Seven former Penn State players who appeared in that 2010 game but then disappeared from the roster and still would be eligible (theoretically) to play on Saturday are: Silas Redd, Anthony Fera, Khairi Fortt, Nate Cadogan, Kevin Haplea, Shawney Kersey and Devon Smith. In the 2010 Michigan contest, Redd ran six times for 214 yards, while Fera had punts of 48 and 50 yards, with eight kickoffs and two touchbacks.

It may not be big enough to get rid of that bad Tom Brady Michigan taste that’s been lingering inside Penn State fans’ mouths since Nov. 13, 1999.

That’s when Brady, as a Michigan senior quarterback, came from behind to beat Penn State with two TDs in the final 3 minutes and 26 seconds in Beaver Stadium. Brady may have thrown three interceptions that day – including a pick six by Bhawoh Jue – but his fourth-quarter performance overshadowed those mistakes. (Click here, if you have the stomach for it.)

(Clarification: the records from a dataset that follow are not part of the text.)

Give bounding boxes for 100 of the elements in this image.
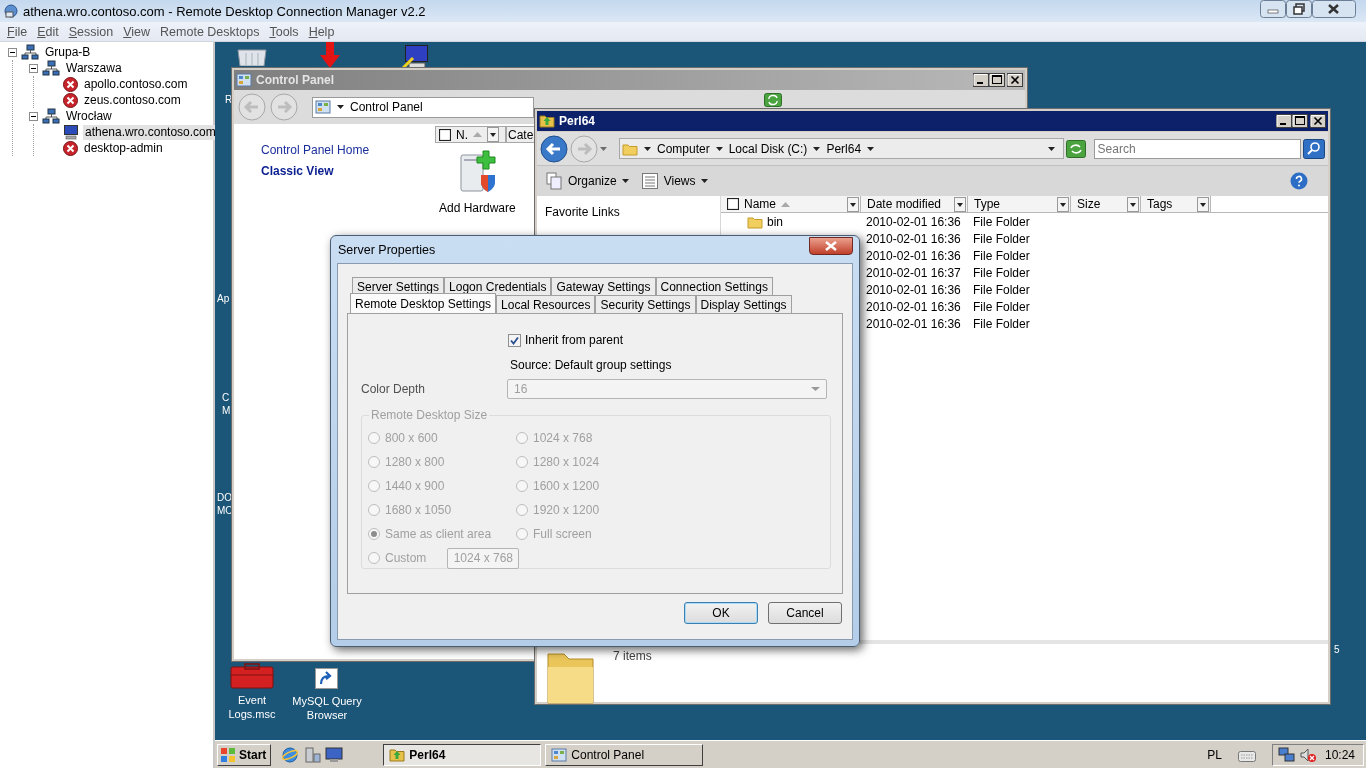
tree-item[interactable]: zeus.contoso.com	[82, 92, 183, 108]
address-bar[interactable]: Computer Local Disk (C:) Perl64	[619, 138, 1064, 159]
radio-label: Full screen	[533, 527, 592, 541]
tab[interactable]: Security Settings	[595, 295, 696, 313]
column-header[interactable]: Size	[1071, 196, 1141, 212]
breadcrumb[interactable]: Computer	[657, 141, 710, 156]
icon-label: DO	[217, 492, 232, 504]
table-cell-text: File Folder	[972, 231, 1031, 246]
caret-icon	[621, 179, 629, 183]
column-header[interactable]: Type	[968, 196, 1071, 212]
menu-item[interactable]: Tools	[264, 24, 304, 39]
table-cell-text: 2010-02-01 16:36	[865, 248, 962, 263]
refresh-icon[interactable]	[764, 93, 782, 107]
tree-item[interactable]: athena.wro.contoso.com	[83, 124, 218, 140]
icon-label: C	[222, 392, 230, 404]
menu-item[interactable]: View	[118, 24, 156, 39]
checkbox-icon	[439, 128, 451, 141]
tab[interactable]: Logon Credentials	[444, 277, 552, 295]
search-button[interactable]	[1303, 138, 1325, 159]
column-header[interactable]: Tags	[1141, 196, 1211, 212]
column-header[interactable]: Name	[721, 196, 861, 212]
network-icon	[21, 44, 39, 60]
nav-link[interactable]: Control Panel Home	[261, 143, 370, 157]
server-icon[interactable]	[303, 745, 322, 764]
toolbar-button[interactable]: Views	[640, 172, 708, 190]
checkbox-label: Inherit from parent	[525, 333, 624, 347]
caret-icon	[337, 105, 344, 109]
menu-item[interactable]: Edit	[32, 24, 64, 39]
dialog-button[interactable]: Cancel	[768, 602, 842, 624]
list-icon	[640, 172, 659, 190]
taskbar-button[interactable]: Control Panel	[545, 743, 704, 766]
tree-item[interactable]: desktop-admin	[82, 140, 165, 156]
address-bar[interactable]: Control Panel	[312, 96, 534, 118]
breadcrumb[interactable]: Control Panel	[350, 100, 423, 114]
section-title: Favorite Links	[545, 205, 621, 219]
close-button[interactable]	[809, 237, 853, 255]
maximize-button[interactable]	[1292, 114, 1308, 128]
column-header[interactable]: N.	[435, 126, 506, 143]
source-text: Source: Default group settings	[510, 358, 673, 372]
shortcut-icon[interactable]	[313, 666, 341, 690]
tree-toggle[interactable]	[8, 47, 17, 57]
help-icon[interactable]	[1290, 172, 1308, 190]
network-icon	[42, 108, 60, 124]
menu-item[interactable]: Help	[303, 24, 340, 39]
tree-toggle[interactable]	[29, 111, 38, 121]
recycle-bin-icon[interactable]	[234, 46, 270, 66]
checkbox[interactable]	[508, 333, 521, 347]
tree-item[interactable]: apollo.contoso.com	[82, 76, 190, 92]
network-icon[interactable]	[1277, 747, 1295, 762]
close-button[interactable]	[1312, 0, 1356, 18]
back-button[interactable]	[540, 134, 568, 163]
close-button[interactable]	[1310, 114, 1326, 128]
computer-icon[interactable]	[401, 44, 431, 70]
toolbar-button[interactable]: Organize	[545, 172, 629, 190]
column-header[interactable]: Date modified	[861, 196, 968, 212]
breadcrumb[interactable]: Local Disk (C:)	[728, 141, 808, 156]
item-count: 7 items	[613, 649, 652, 663]
table-cell-text: 2010-02-01 16:36	[865, 214, 962, 229]
field-label: Color Depth	[361, 382, 427, 396]
file-name[interactable]: bin	[767, 214, 783, 229]
breadcrumb[interactable]: Perl64	[826, 141, 862, 156]
tab[interactable]: Display Settings	[695, 295, 792, 313]
icon-label: Event Logs.msc	[227, 693, 277, 721]
restore-button[interactable]	[1286, 0, 1312, 18]
tab[interactable]: Connection Settings	[655, 277, 773, 295]
tree-item[interactable]: Grupa-B	[43, 44, 93, 60]
nav-link[interactable]: Classic View	[261, 164, 334, 178]
table-cell-text: File Folder	[972, 265, 1031, 280]
sort-icon	[473, 132, 482, 137]
menu-item[interactable]: File	[2, 24, 33, 39]
dialog-button[interactable]: OK	[684, 602, 758, 624]
start-button[interactable]: Start	[217, 743, 272, 766]
folder-icon	[747, 214, 763, 229]
dropdown-caret-icon[interactable]	[1047, 146, 1055, 151]
item-label[interactable]: Add Hardware	[439, 201, 516, 215]
tab[interactable]: Local Resources	[496, 295, 596, 313]
caret-icon	[715, 146, 723, 151]
tree-toggle[interactable]	[29, 63, 38, 73]
minimize-button[interactable]	[1276, 114, 1292, 128]
caret-icon[interactable]	[600, 146, 607, 151]
menu-item[interactable]: Session	[63, 24, 119, 39]
column-header[interactable]: Cate	[506, 126, 535, 143]
menu-item[interactable]: Remote Desktops	[155, 24, 265, 39]
search-field[interactable]: Search	[1093, 138, 1301, 159]
refresh-icon[interactable]	[1065, 139, 1086, 158]
radio-label: Custom	[385, 551, 427, 565]
taskbar-button[interactable]: Perl64	[383, 743, 542, 766]
window-title: athena.wro.contoso.com - Remote Desktop Connection Manager v2.2	[23, 3, 427, 19]
globe-icon[interactable]	[281, 745, 300, 764]
icon-label: MySQL Query Browser	[291, 694, 363, 722]
tab[interactable]: Remote Desktop Settings	[350, 293, 497, 313]
folder-icon	[389, 746, 406, 763]
desktop-icon[interactable]	[325, 746, 344, 763]
table-cell-text: File Folder	[972, 248, 1031, 263]
tab[interactable]: Gateway Settings	[551, 277, 656, 295]
radio-label: 1680 x 1050	[385, 503, 452, 517]
speaker-muted-icon[interactable]	[1298, 746, 1317, 763]
tree-item[interactable]: Warszawa	[64, 60, 124, 76]
tree-item[interactable]: Wrocław	[64, 108, 114, 124]
language-indicator[interactable]: PL	[1207, 747, 1222, 762]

Brady engineered a pair of scoring drives late in the final quarter to overcome a 27-17 deficit and beat Penn State 31-27. Against a Penn State defense that included first-round NFL picks Courtney Brown (No. 1 overall) and LaVar Arrington, as well as All-American linebacker Brandon Short, Brady ran for a five-yard touchdown and then threw an 11-yard TD pass Marcus King at the end of the game to defeat the Nittany Lions.

Overall, Brady was 17 of 36 for 259 yards, with two TD passes and those three picks. Career-wise against PSU, Brady was 34 of 66 for 483 yards, with four touchdown passes, four interceptions and two victories – the 1999 big win and a 27-0 BIG whitewashing of Penn State in Ann Arbor in 1998 – Penn State’s first shutout, at the time, in 130 games.

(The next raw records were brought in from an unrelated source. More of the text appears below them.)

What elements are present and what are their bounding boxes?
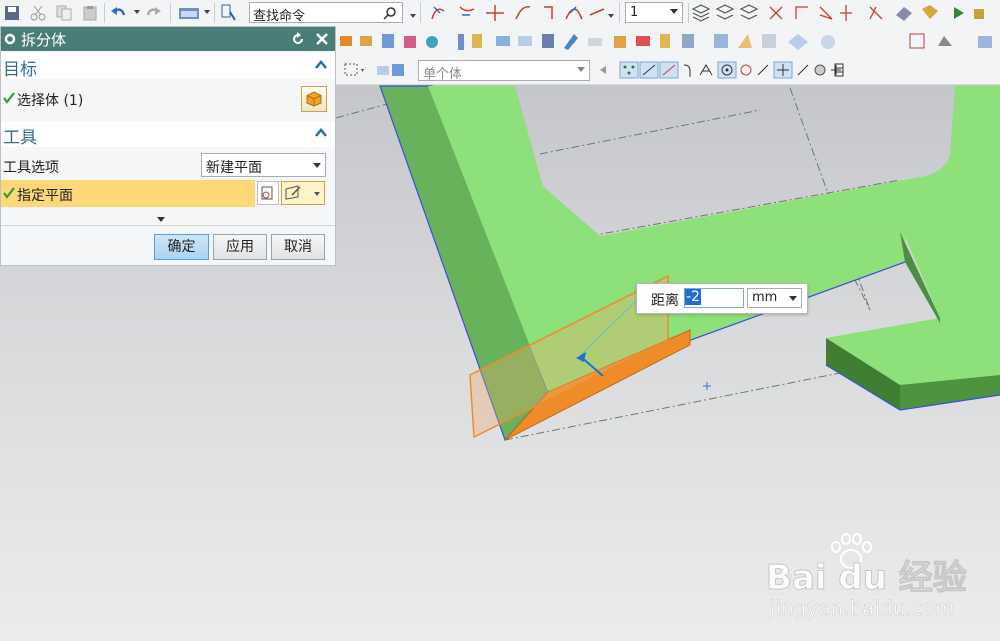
watermark-url: jingyan.baidu.com — [770, 596, 955, 621]
distance-input[interactable]: -2 — [684, 288, 744, 308]
expand-down-icon — [157, 217, 165, 222]
target-section-title: 目标 — [3, 60, 37, 80]
toolbar-row-2 — [336, 26, 1000, 57]
chevron-down-icon — [577, 67, 585, 72]
snap-point-icons[interactable] — [598, 61, 858, 79]
touch-mode-icon[interactable] — [220, 4, 238, 22]
orange-cube-icon — [306, 91, 322, 107]
cancel-button[interactable]: 取消 — [271, 234, 325, 260]
undo-icon[interactable] — [110, 5, 126, 21]
tool-option-value: 新建平面 — [206, 160, 262, 176]
specify-plane-row[interactable]: 指定平面 — [1, 180, 255, 207]
dialog-title-bar[interactable]: 拆分体 — [1, 27, 335, 51]
copy-icon[interactable] — [56, 5, 72, 21]
plane-dialog-button[interactable] — [257, 181, 279, 205]
gear-icon — [4, 33, 16, 45]
selection-scope-select[interactable]: 单个体 — [418, 60, 590, 82]
selection-scope-value: 单个体 — [423, 67, 463, 82]
split-body-dialog: 拆分体 目标 选择体 (1) 工具 工具选项 新建平面 指定平面 确定 应用 取… — [0, 26, 336, 266]
plane-dialog-icon — [261, 186, 273, 200]
target-section-header[interactable]: 目标 — [1, 53, 335, 80]
specify-plane-label: 指定平面 — [17, 188, 73, 204]
checkmark-icon — [3, 92, 15, 104]
search-icon[interactable] — [383, 6, 397, 20]
select-body-button[interactable] — [301, 86, 327, 112]
work-layer-select[interactable]: 1 — [625, 2, 683, 23]
redo-icon[interactable] — [146, 5, 162, 21]
search-dropdown-icon[interactable] — [410, 14, 416, 18]
collapse-up-icon[interactable] — [315, 59, 327, 71]
window-icon[interactable] — [178, 5, 200, 21]
window-dropdown-icon[interactable] — [204, 10, 210, 14]
view-tools-icons[interactable] — [690, 3, 1000, 23]
type-filter-icon[interactable] — [376, 62, 408, 78]
distance-popup: 距离 -2 mm — [636, 283, 808, 314]
cut-icon[interactable] — [30, 5, 46, 21]
selection-type-icon[interactable] — [344, 63, 366, 77]
select-body-row[interactable]: 选择体 (1) — [1, 83, 335, 115]
work-layer-value: 1 — [630, 5, 639, 20]
origin-marker — [703, 382, 711, 390]
curve-more-dropdown-icon[interactable] — [608, 14, 614, 18]
command-search-text: 查找命令 — [253, 9, 306, 24]
chevron-down-icon — [313, 163, 321, 168]
toolbar-row-3: 单个体 — [336, 56, 1000, 85]
save-icon[interactable] — [4, 5, 20, 21]
dialog-title: 拆分体 — [21, 31, 67, 49]
sketch-curve-icons[interactable] — [426, 3, 616, 23]
inferred-plane-button[interactable] — [281, 181, 325, 205]
unit-value: mm — [752, 290, 778, 305]
select-body-label: 选择体 (1) — [17, 93, 84, 109]
chevron-down-icon — [789, 296, 797, 301]
collapse-up-icon[interactable] — [315, 127, 327, 139]
tool-option-row: 工具选项 新建平面 — [1, 151, 335, 179]
chevron-down-icon — [314, 192, 320, 196]
watermark: Bai du 经验 jingyan.baidu.com — [766, 533, 986, 628]
distance-value: -2 — [685, 289, 701, 305]
table-icon[interactable] — [834, 63, 844, 77]
ok-button[interactable]: 确定 — [154, 234, 209, 260]
watermark-brand: Bai du 经验 — [766, 558, 968, 599]
more-options-bar[interactable] — [1, 213, 335, 225]
toolbar-row-1: 查找命令 1 — [0, 0, 1000, 27]
close-icon[interactable] — [315, 32, 329, 46]
undo-dropdown-icon[interactable] — [134, 10, 140, 14]
chevron-down-icon — [670, 9, 678, 14]
checkmark-icon — [3, 187, 15, 199]
feature-tools-icons[interactable] — [338, 32, 998, 52]
command-search-input[interactable]: 查找命令 — [249, 2, 403, 24]
tool-option-label: 工具选项 — [3, 160, 59, 176]
plane-sketch-icon — [285, 185, 301, 200]
tool-section-header[interactable]: 工具 — [1, 121, 335, 148]
paste-icon[interactable] — [82, 5, 98, 21]
unit-select[interactable]: mm — [747, 288, 802, 308]
reset-icon[interactable] — [291, 32, 305, 46]
tool-section-title: 工具 — [3, 128, 37, 148]
distance-label: 距离 — [651, 293, 679, 309]
apply-button[interactable]: 应用 — [213, 234, 267, 260]
tool-option-select[interactable]: 新建平面 — [201, 153, 326, 177]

And I shouldn’t have to tell you this, but: Yes, we’re talking about the same Tom Brady as the Michigan Man that O’Brien used to coach in New England.

It’s definitely bigger than any early birthday present you could get O’Brien.

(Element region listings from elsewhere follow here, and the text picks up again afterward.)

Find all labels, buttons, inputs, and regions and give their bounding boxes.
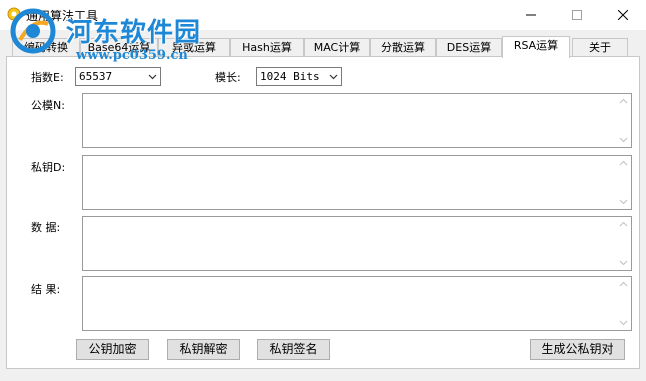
modlen-label: 模长: [215,71,241,84]
chevron-down-icon [329,74,338,80]
tab-base64[interactable]: Base64运算 [80,38,158,56]
public-encrypt-button[interactable]: 公钥加密 [76,339,149,360]
exponent-label: 指数E: [31,71,64,84]
private-key-label: 私钥D: [31,161,66,174]
result-field[interactable] [82,276,632,331]
close-icon [618,10,628,20]
private-sign-button[interactable]: 私钥签名 [257,339,330,360]
tab-des[interactable]: DES运算 [436,38,502,56]
exponent-value: 65537 [79,70,113,83]
tab-diversify[interactable]: 分散运算 [370,38,436,56]
close-button[interactable] [600,0,646,30]
modulus-field[interactable] [82,93,632,148]
tab-xor[interactable]: 异或运算 [158,38,230,56]
tab-encoding[interactable]: 编码转换 [12,38,80,56]
scroll-down-icon[interactable] [619,199,628,205]
data-label: 数 据: [31,221,61,234]
tab-about[interactable]: 关于 [572,38,628,56]
scroll-up-icon[interactable] [619,160,628,166]
rsa-panel: 指数E: 65537 模长: 1024 Bits 公模N: 私钥D: 数 据: … [6,56,640,369]
maximize-icon [572,10,582,20]
scroll-up-icon[interactable] [619,98,628,104]
tab-bar: 编码转换 Base64运算 异或运算 Hash运算 MAC计算 分散运算 DES… [6,36,640,58]
exponent-select[interactable]: 65537 [75,67,161,86]
tab-mac[interactable]: MAC计算 [304,38,370,56]
scroll-down-icon[interactable] [619,137,628,143]
scroll-up-icon[interactable] [619,221,628,227]
minimize-icon [526,14,536,16]
data-field[interactable] [82,216,632,271]
tab-hash[interactable]: Hash运算 [230,38,304,56]
modlen-value: 1024 Bits [260,70,320,83]
title-bar: 通用算法工具 [0,0,646,30]
minimize-button[interactable] [508,0,554,30]
scroll-down-icon[interactable] [619,320,628,326]
generate-keypair-button[interactable]: 生成公私钥对 [530,339,625,360]
maximize-button[interactable] [554,0,600,30]
scroll-down-icon[interactable] [619,260,628,266]
modlen-select[interactable]: 1024 Bits [256,67,342,86]
tab-rsa[interactable]: RSA运算 [502,36,570,58]
result-label: 结 果: [31,283,61,296]
chevron-down-icon [148,74,157,80]
modulus-label: 公模N: [31,99,65,112]
private-decrypt-button[interactable]: 私钥解密 [167,339,240,360]
app-icon [7,7,21,21]
scroll-up-icon[interactable] [619,281,628,287]
private-key-field[interactable] [82,155,632,210]
window-title: 通用算法工具 [26,9,99,23]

The coach, will turn 44 on the 23rd, hates gifts anyway. As the coach reminded us last year at around this time: “I’m not a big birthday guy. I’m not. My wife will list all the things I really don’t enjoy: Birthdays, weddings, theme parks, the beach.”

It’s not bigger than the Super Bowl…which isn’t even that big, anyway.

As former Dallas Cowboys running back Duane Thomas reminded us about the Super Bowl over XXXX decades ago, “If it’s the ultimate game, how come they’re playing it again next year?”

It’s bigger than the I—–a game.

Yes, but we’re not going to talk about that any more.